It's a fair point that the trade taken as a whole is what will be most relevant, and that we don't have a great read (only guess) of how Carolina and Pittsburgh may have valued the prospects involved in the deal, or Bunting, and how that impacted what various configurations of the trade would look like.
I just have to pushback on any implication that the difference between Pick 27 and Pick 44 is nuisance value. If a team was moving up 44 to 27 on draft day, they're going to have to offer something worthwhile. While all teams have different draft boards amongst their top 50 of course, they'd have to be pretty lucky if the guy they would have taken at 27 is available at 44 when there were 17 other opportunities for him to get selected... or very confident that their ranking is very "off-board" so to speak.

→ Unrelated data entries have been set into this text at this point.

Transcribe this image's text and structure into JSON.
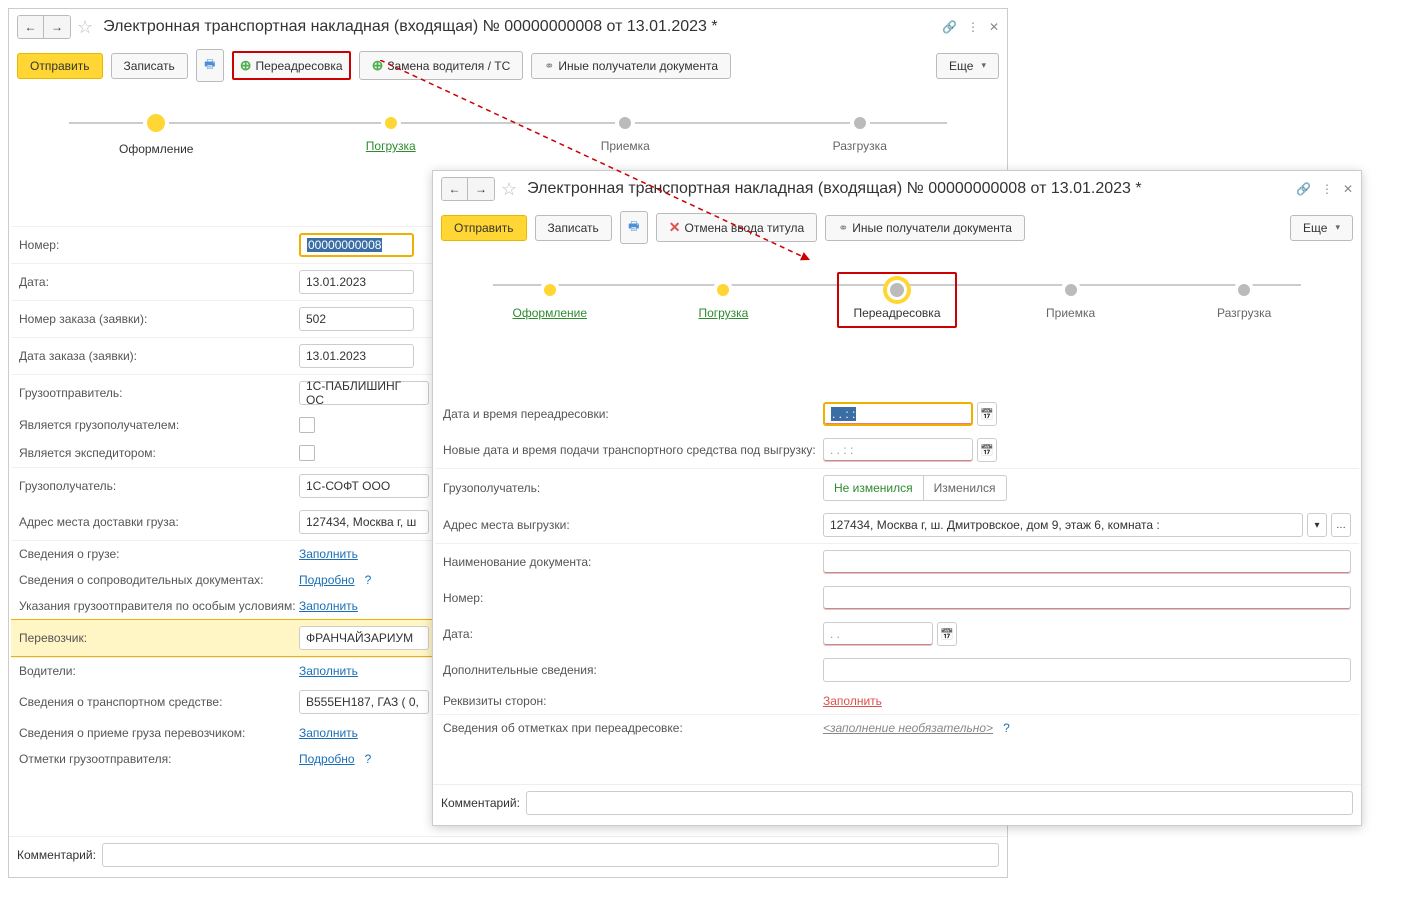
{
  "w1": {
    "title": "Электронная транспортная накладная (входящая) № 00000000008 от 13.01.2023 *",
    "toolbar": {
      "send": "Отправить",
      "save": "Записать",
      "redirect": "Переадресовка",
      "driver": "Замена водителя / ТС",
      "recipients": "Иные получатели документа",
      "more": "Еще"
    },
    "stages": {
      "s1": "Оформление",
      "s2": "Погрузка",
      "s3": "Приемка",
      "s4": "Разгрузка"
    },
    "form": {
      "number_l": "Номер:",
      "number_v": "00000000008",
      "date_l": "Дата:",
      "date_v": "13.01.2023",
      "order_num_l": "Номер заказа (заявки):",
      "order_num_v": "502",
      "order_date_l": "Дата заказа (заявки):",
      "order_date_v": "13.01.2023",
      "shipper_l": "Грузоотправитель:",
      "shipper_v": "1С-ПАБЛИШИНГ ОС",
      "is_consignee_l": "Является грузополучателем:",
      "is_forwarder_l": "Является экспедитором:",
      "consignee_l": "Грузополучатель:",
      "consignee_v": "1С-СОФТ ООО",
      "addr_l": "Адрес места доставки груза:",
      "addr_v": "127434, Москва г, ш",
      "cargo_l": "Сведения о грузе:",
      "cargo_link": "Заполнить",
      "docs_l": "Сведения о сопроводительных документах:",
      "docs_link": "Подробно",
      "instr_l": "Указания грузоотправителя по особым условиям:",
      "instr_link": "Заполнить",
      "carrier_l": "Перевозчик:",
      "carrier_v": "ФРАНЧАЙЗАРИУМ",
      "drivers_l": "Водители:",
      "drivers_link": "Заполнить",
      "vehicle_l": "Сведения о транспортном средстве:",
      "vehicle_v": "В555ЕН187, ГАЗ ( 0,",
      "accept_l": "Сведения о приеме груза перевозчиком:",
      "accept_link": "Заполнить",
      "notes_l": "Отметки грузоотправителя:",
      "notes_link": "Подробно",
      "comment_l": "Комментарий:"
    }
  },
  "w2": {
    "title": "Электронная транспортная накладная (входящая) № 00000000008 от 13.01.2023 *",
    "toolbar": {
      "send": "Отправить",
      "save": "Записать",
      "cancel_title": "Отмена ввода титула",
      "recipients": "Иные получатели документа",
      "more": "Еще"
    },
    "stages": {
      "s1": "Оформление",
      "s2": "Погрузка",
      "s3": "Переадресовка",
      "s4": "Приемка",
      "s5": "Разгрузка"
    },
    "form": {
      "redir_dt_l": "Дата и время переадресовки:",
      "redir_dt_v": "  .  .       :  :  ",
      "new_dt_l": "Новые дата и время подачи транспортного средства под выгрузку:",
      "new_dt_v": ".  .       :  :",
      "consignee_l": "Грузополучатель:",
      "toggle_same": "Не изменился",
      "toggle_changed": "Изменился",
      "unload_addr_l": "Адрес места выгрузки:",
      "unload_addr_v": "127434, Москва г, ш. Дмитровское, дом 9, этаж 6, комната :",
      "doc_name_l": "Наименование документа:",
      "num_l": "Номер:",
      "date_l": "Дата:",
      "date_v": ".  .",
      "extra_l": "Дополнительные сведения:",
      "parties_l": "Реквизиты сторон:",
      "parties_link": "Заполнить",
      "marks_l": "Сведения об отметках при переадресовке:",
      "marks_link": "<заполнение необязательно>",
      "comment_l": "Комментарий:"
    }
  }
}
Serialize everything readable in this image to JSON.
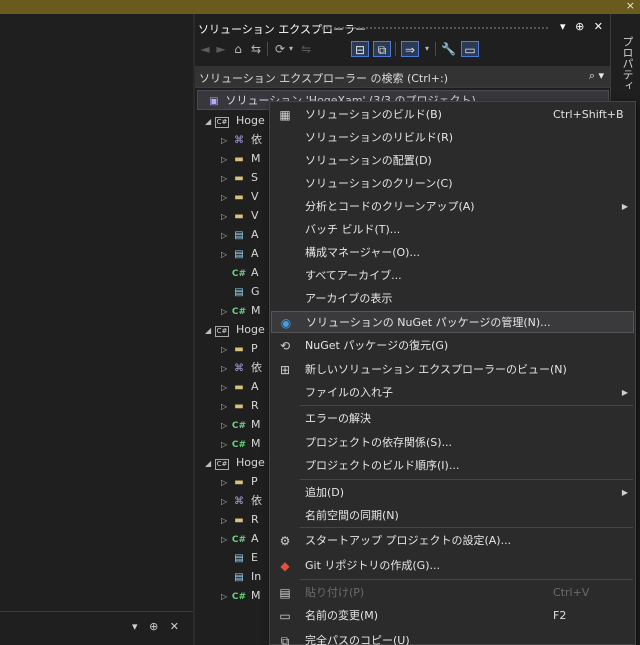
{
  "topbar": {
    "close": "×"
  },
  "left_panel": {
    "bottom_controls": "▾ ⊕ ✕"
  },
  "solution_explorer": {
    "title": "ソリューション エクスプローラー",
    "title_controls": "▾ ⊕ ✕",
    "search_placeholder": "ソリューション エクスプローラー の検索 (Ctrl+:)",
    "search_icon": "⌕ ▾",
    "toolbar": [
      "◄",
      "►",
      "⌂",
      "⇆",
      "⟳",
      "▾",
      "⇋",
      "⊟",
      "⧉",
      "⇒",
      "▾",
      "🔧",
      "▭"
    ],
    "solution_label": "ソリューション 'HogeXam' (3/3 のプロジェクト)",
    "tree": [
      {
        "type": "project",
        "label": "Hoge"
      },
      {
        "type": "ref",
        "label": "依"
      },
      {
        "type": "folder",
        "label": "M"
      },
      {
        "type": "folder",
        "label": "S"
      },
      {
        "type": "folder",
        "label": "V"
      },
      {
        "type": "folder",
        "label": "V"
      },
      {
        "type": "file",
        "label": "A"
      },
      {
        "type": "file",
        "label": "A"
      },
      {
        "type": "cs",
        "label": "A"
      },
      {
        "type": "file",
        "label": "G"
      },
      {
        "type": "cs",
        "label": "M"
      },
      {
        "type": "project",
        "label": "Hoge"
      },
      {
        "type": "folder",
        "label": "P"
      },
      {
        "type": "ref",
        "label": "依"
      },
      {
        "type": "folder",
        "label": "A"
      },
      {
        "type": "folder",
        "label": "R"
      },
      {
        "type": "cs",
        "label": "M"
      },
      {
        "type": "cs",
        "label": "M"
      },
      {
        "type": "project",
        "label": "Hoge"
      },
      {
        "type": "folder",
        "label": "P"
      },
      {
        "type": "ref",
        "label": "依"
      },
      {
        "type": "folder",
        "label": "R"
      },
      {
        "type": "cs",
        "label": "A"
      },
      {
        "type": "file",
        "label": "E"
      },
      {
        "type": "file",
        "label": "In"
      },
      {
        "type": "cs",
        "label": "M"
      }
    ]
  },
  "properties_tab": {
    "label": "プロパティ"
  },
  "context_menu": {
    "items": [
      {
        "icon": "▦",
        "label": "ソリューションのビルド(B)",
        "shortcut": "Ctrl+Shift+B"
      },
      {
        "icon": "",
        "label": "ソリューションのリビルド(R)"
      },
      {
        "icon": "",
        "label": "ソリューションの配置(D)"
      },
      {
        "icon": "",
        "label": "ソリューションのクリーン(C)"
      },
      {
        "icon": "",
        "label": "分析とコードのクリーンアップ(A)",
        "submenu": true
      },
      {
        "icon": "",
        "label": "バッチ ビルド(T)..."
      },
      {
        "icon": "",
        "label": "構成マネージャー(O)..."
      },
      {
        "icon": "",
        "label": "すべてアーカイブ..."
      },
      {
        "icon": "",
        "label": "アーカイブの表示"
      },
      {
        "icon": "◉",
        "label": "ソリューションの NuGet パッケージの管理(N)...",
        "hover": true
      },
      {
        "icon": "⟲",
        "label": "NuGet パッケージの復元(G)"
      },
      {
        "icon": "⊞",
        "label": "新しいソリューション エクスプローラーのビュー(N)"
      },
      {
        "icon": "",
        "label": "ファイルの入れ子",
        "submenu": true
      },
      {
        "icon": "",
        "label": "エラーの解決"
      },
      {
        "icon": "",
        "label": "プロジェクトの依存関係(S)..."
      },
      {
        "icon": "",
        "label": "プロジェクトのビルド順序(I)..."
      },
      {
        "icon": "",
        "label": "追加(D)",
        "submenu": true
      },
      {
        "icon": "",
        "label": "名前空間の同期(N)"
      },
      {
        "icon": "⚙",
        "label": "スタートアップ プロジェクトの設定(A)..."
      },
      {
        "icon": "◆",
        "label": "Git リポジトリの作成(G)..."
      },
      {
        "icon": "▤",
        "label": "貼り付け(P)",
        "shortcut": "Ctrl+V",
        "disabled": true
      },
      {
        "icon": "▭",
        "label": "名前の変更(M)",
        "shortcut": "F2"
      },
      {
        "icon": "⧉",
        "label": "完全パスのコピー(U)"
      }
    ],
    "submenu_arrow": "▶"
  }
}
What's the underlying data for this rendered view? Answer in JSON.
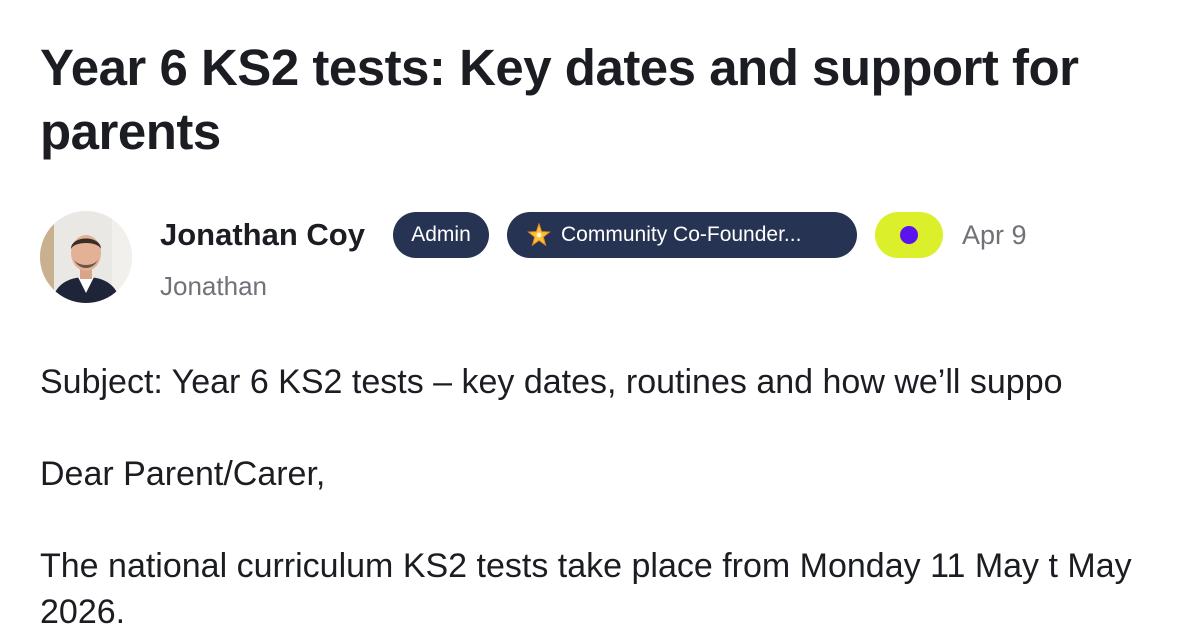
{
  "post": {
    "title": "Year 6 KS2 tests: Key dates and support for parents",
    "author": {
      "name": "Jonathan Coy",
      "username": "Jonathan",
      "avatar": "profile-photo-icon"
    },
    "badges": [
      {
        "label": "Admin"
      },
      {
        "label": "Community Co-Founder...",
        "icon": "sparkle-star-icon"
      }
    ],
    "status_pill": {
      "icon": "purple-dot-icon",
      "color": "#dbef2a"
    },
    "date": "Apr 9",
    "body": {
      "subject": "Subject: Year 6 KS2 tests – key dates, routines and how we’ll suppo",
      "greeting": "Dear Parent/Carer,",
      "intro": "The national curriculum KS2 tests take place from Monday 11 May t May 2026."
    }
  },
  "colors": {
    "badge_bg": "#263353",
    "status_dot": "#5b14f0",
    "muted_text": "#707277"
  }
}
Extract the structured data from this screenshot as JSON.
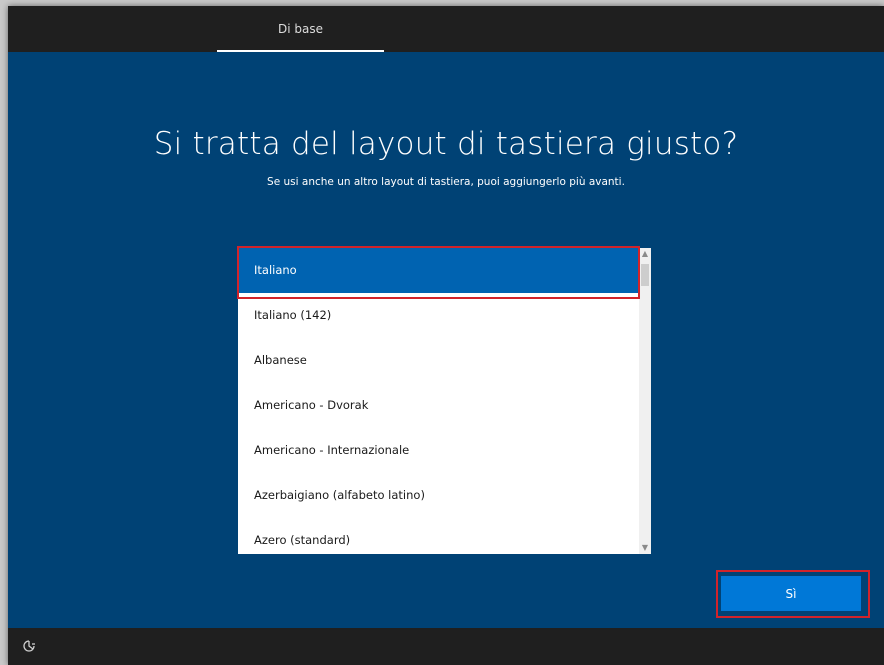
{
  "header": {
    "tab_label": "Di base"
  },
  "main": {
    "title": "Si tratta del layout di tastiera giusto?",
    "subtitle": "Se usi anche un altro layout di tastiera, puoi aggiungerlo più avanti."
  },
  "keyboard_list": {
    "selected_index": 0,
    "items": [
      {
        "label": "Italiano"
      },
      {
        "label": "Italiano (142)"
      },
      {
        "label": "Albanese"
      },
      {
        "label": "Americano - Dvorak"
      },
      {
        "label": "Americano - Internazionale"
      },
      {
        "label": "Azerbaigiano (alfabeto latino)"
      },
      {
        "label": "Azero (standard)"
      }
    ]
  },
  "actions": {
    "yes_label": "Sì"
  },
  "footer": {
    "icon": "accessibility-icon"
  },
  "colors": {
    "accent": "#0078d7",
    "selected": "#0063b1",
    "background": "#004275",
    "highlight_outline": "#d1232a"
  }
}
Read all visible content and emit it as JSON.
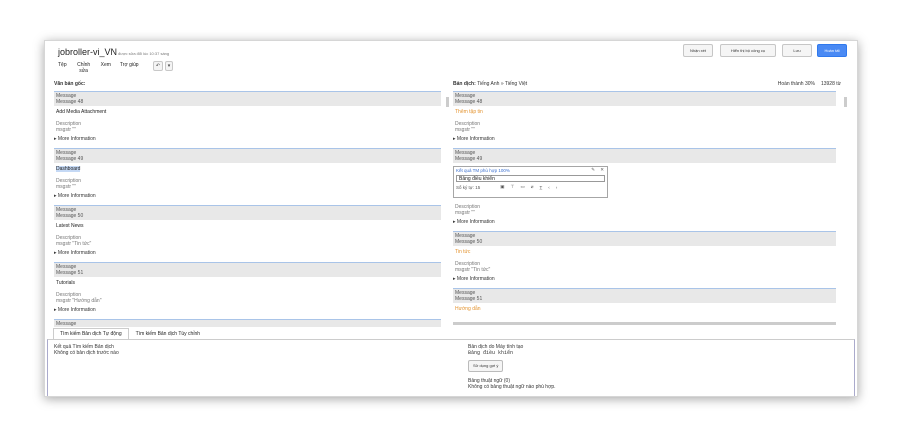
{
  "header": {
    "title": "jobroller-vi_VN",
    "saved_note": "được sửa đổi lúc 10:37 sáng",
    "menu": [
      "Tệp",
      "Chỉnh sửa",
      "Xem",
      "Trợ giúp"
    ],
    "buttons": {
      "assign": "Nhận xét",
      "show_toolkit": "Hiển thị bộ công cụ",
      "save": "Lưu",
      "finish": "Hoàn tất"
    }
  },
  "source_panel": {
    "heading": "Văn bản gốc:"
  },
  "target_panel": {
    "heading": "Bản dịch:",
    "langs": "Tiếng Anh » Tiếng Việt",
    "progress": "Hoàn thành 30%",
    "word_count": "13928 từ"
  },
  "labels": {
    "message": "Message",
    "description": "Description",
    "more_info": "More Information"
  },
  "source_items": [
    {
      "id": "Message 48",
      "text": "Add Media Attachment",
      "desc": "msgstr \"\""
    },
    {
      "id": "Message 49",
      "text": "Dashboard",
      "desc": "msgstr \"\""
    },
    {
      "id": "Message 50",
      "text": "Latest News",
      "desc": "msgstr \"Tin tức\""
    },
    {
      "id": "Message 51",
      "text": "Tutorials",
      "desc": "msgstr \"Hướng dẫn\""
    },
    {
      "id": "Message 52"
    }
  ],
  "target_items": [
    {
      "id": "Message 48",
      "text": "Thêm tập tin",
      "desc": "msgstr \"\""
    },
    {
      "id": "Message 49",
      "desc": "msgstr \"\""
    },
    {
      "id": "Message 50",
      "text": "Tin tức",
      "desc": "msgstr \"Tin tức\""
    },
    {
      "id": "Message 51",
      "text": "Hướng dẫn"
    }
  ],
  "editor": {
    "tm_match": "Kết quả TM phù hợp 100%",
    "value": "Bảng điều khiển",
    "char_count": "Số ký tự: 15"
  },
  "bottom": {
    "tabs": [
      "Tìm kiếm Bản dịch Tự động",
      "Tìm kiếm Bản dịch Tùy chỉnh"
    ],
    "search_results_title": "Kết quả Tìm kiếm Bản dịch",
    "no_prior": "Không có bản dịch trước nào",
    "mt_title": "Bản dịch do Máy tính tạo",
    "mt_value": "Bảng điều khiển",
    "use_button": "Sử dụng gợi ý",
    "glossary_title": "Bảng thuật ngữ (0)",
    "glossary_empty": "Không có bảng thuật ngữ nào phù hợp."
  }
}
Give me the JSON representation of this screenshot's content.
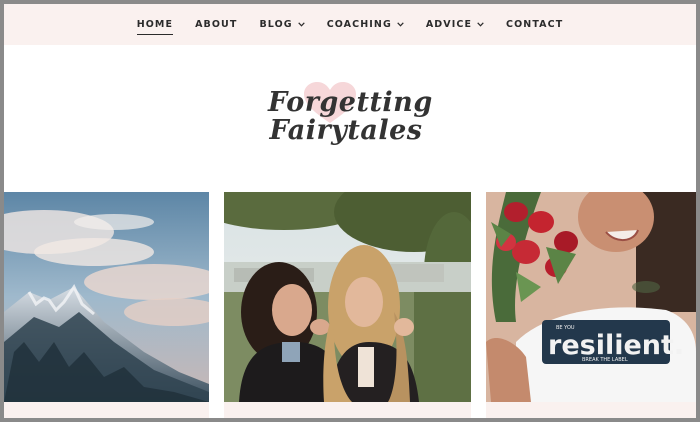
{
  "nav": {
    "items": [
      {
        "label": "HOME",
        "active": true,
        "dropdown": false
      },
      {
        "label": "ABOUT",
        "active": false,
        "dropdown": false
      },
      {
        "label": "BLOG",
        "active": false,
        "dropdown": true
      },
      {
        "label": "COACHING",
        "active": false,
        "dropdown": true
      },
      {
        "label": "ADVICE",
        "active": false,
        "dropdown": true
      },
      {
        "label": "CONTACT",
        "active": false,
        "dropdown": false
      }
    ]
  },
  "logo": {
    "line1": "Forgetting",
    "line2": "Fairytales",
    "heart_color": "#f6d7d9"
  },
  "posts": [
    {
      "image": "snowy-mountain-under-sky-photo"
    },
    {
      "image": "two-women-laughing-photo"
    },
    {
      "image": "woman-with-roses-resilient-shirt-photo",
      "shirt_text": "resilient.",
      "shirt_small_text": "BREAK THE LABEL",
      "shirt_tiny_text": "BE YOU"
    }
  ],
  "colors": {
    "nav_bg": "#faf1ef",
    "text": "#2b2b2b",
    "frame_border": "#8a8a8a"
  }
}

Recall that Carolina DID in fact trade the 27th pick that very draft, so we're not even speaking in hypothetical. They traded the 27th pick for the 34th pick and the 50th pick in the same draft to Chicago. Meaning, Chicago added the 50th pick in order to move up seven draft spots from the 34th to 27th. That 50th overall pick itself is much closer to the 44th pick being discussed here as the "evener" to speak, which is in turn further away from the 34th pick that was the one being traded up for.
This does suggest that a 17 pick difference between a late 1st and a mid-2nd does carry a good amount of difference in perceived value around the NHL.